当事者、患者団体、医療関係者から引き上げの全面凍結・白紙撤回を求める世論が急速に広まる中、改悪決定を強行した石破政権の非人道的な行為は許されません。
石破茂首相は「物価上昇を踏まえ、今年8月からの限度額引き上げは実施する」と答弁しましたが、物価上昇に賃金が追い付かず家計も厳しい状況にあります。また、重篤な疾患患者は闘病と就労制限を余儀なくされている方が多く、高い治療費の支払いでギリギリの生活が強いられています。本来であれば、物価上昇分を考慮して患者の負担を減らすべきです。

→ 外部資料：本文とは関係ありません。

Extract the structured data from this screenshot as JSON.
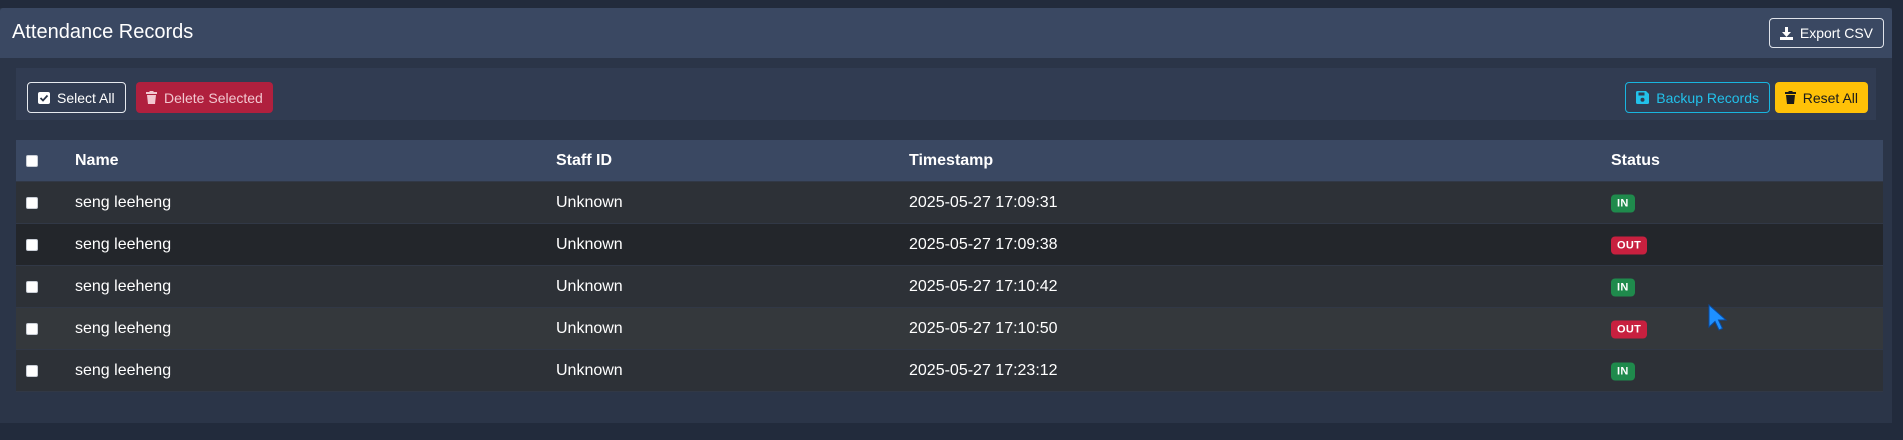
{
  "header": {
    "title": "Attendance Records",
    "export_label": "Export CSV"
  },
  "toolbar": {
    "select_all_label": "Select All",
    "delete_selected_label": "Delete Selected",
    "backup_label": "Backup Records",
    "reset_label": "Reset All"
  },
  "table": {
    "columns": [
      "Name",
      "Staff ID",
      "Timestamp",
      "Status"
    ],
    "rows": [
      {
        "name": "seng leeheng",
        "staff_id": "Unknown",
        "timestamp": "2025-05-27 17:09:31",
        "status": "IN"
      },
      {
        "name": "seng leeheng",
        "staff_id": "Unknown",
        "timestamp": "2025-05-27 17:09:38",
        "status": "OUT"
      },
      {
        "name": "seng leeheng",
        "staff_id": "Unknown",
        "timestamp": "2025-05-27 17:10:42",
        "status": "IN"
      },
      {
        "name": "seng leeheng",
        "staff_id": "Unknown",
        "timestamp": "2025-05-27 17:10:50",
        "status": "OUT"
      },
      {
        "name": "seng leeheng",
        "staff_id": "Unknown",
        "timestamp": "2025-05-27 17:23:12",
        "status": "IN"
      }
    ]
  },
  "colors": {
    "status_in": "#1f8a4c",
    "status_out": "#c8203f",
    "row_bg": [
      "#2d3137",
      "#23262b",
      "#2d3137",
      "#34383c",
      "#2d3137"
    ]
  },
  "icons": {
    "export": "download-icon",
    "select_all": "check-square-icon",
    "delete": "trash-icon",
    "backup": "floppy-disk-icon",
    "reset": "trash-icon"
  }
}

反対世論の広がりに応じて小出しに修正を繰り返してきました。高額療養費引き上げの「一時的な凍結による再検討」でさえ決断できない石破政権は、重篤な疾患で闘病を続ける患者の命を蔑ろにし、弄ぶものです。あくまで8月実施を強行することは「治療を諦めろ」と患者に迫ることに等しいものです。

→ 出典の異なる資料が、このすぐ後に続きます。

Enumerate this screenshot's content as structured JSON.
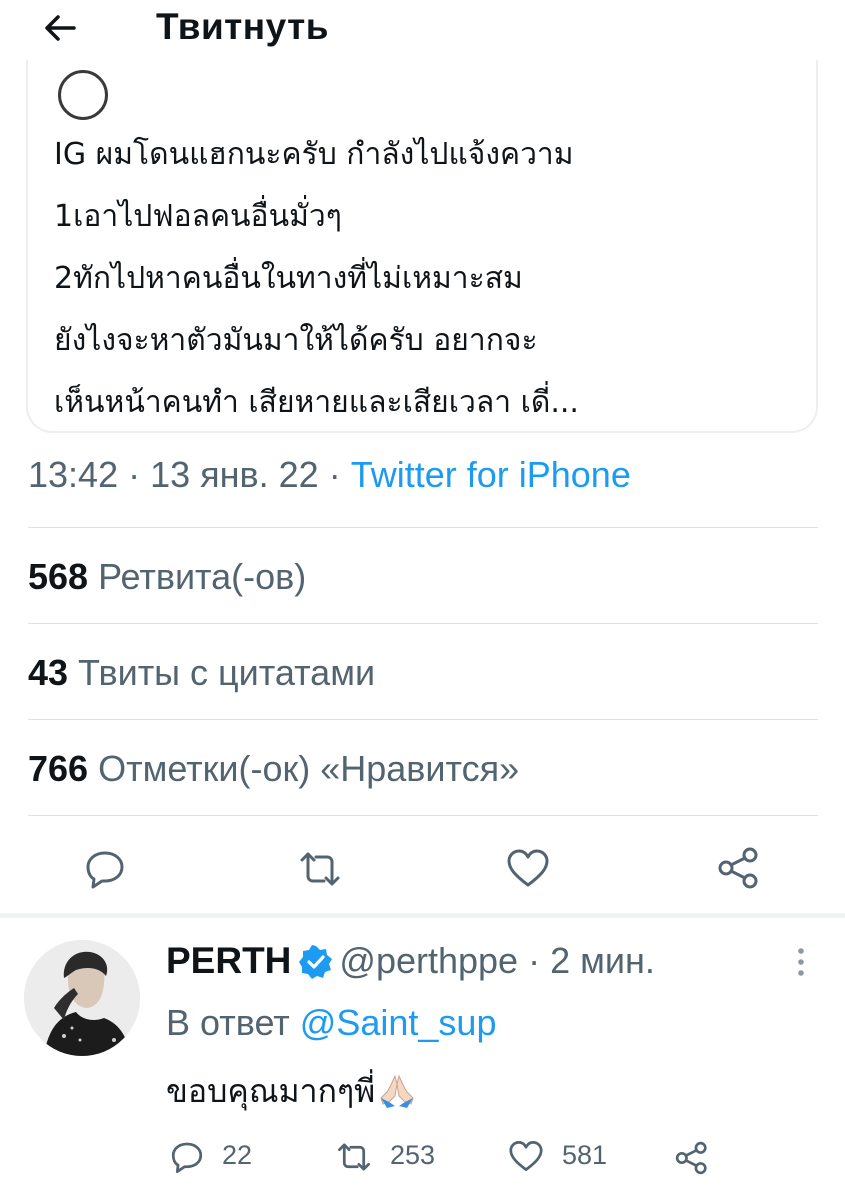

当会が子どもを持つがん患者を対象に実施した調査(N=423人)では限度額が引き上げられた場合、多数回該当が「あり」「なし」ともに4割が「治療中断」、6割が「治療回数減」を考えると答えており、受療行動へ大きな影響を及ぼすことが示されました。高額療養費制度は、がん患者をはじめ重篤な患者にとってまさに命綱であり、今回の制度「見直し」は、命を断ち切るに等しいものです。
国会審議を通じて、厚労省は、制度利用者の収入減少、医療費支出、受診抑制を含む影響など調査を一切実施していない、データも持ち合わせていないことが分かりました。それどころか多数回該当を据え置いた政府修正案でも1950億円の受診抑制を見込むなど命を蔑ろにする姿勢が露わになりました。
受診抑制を前提とし、患者の命への責任も放棄する政府に制度改悪を提案する資格はありません。高額療養費制度の限度額引き上げは改めて白紙撤回すること強く求めます。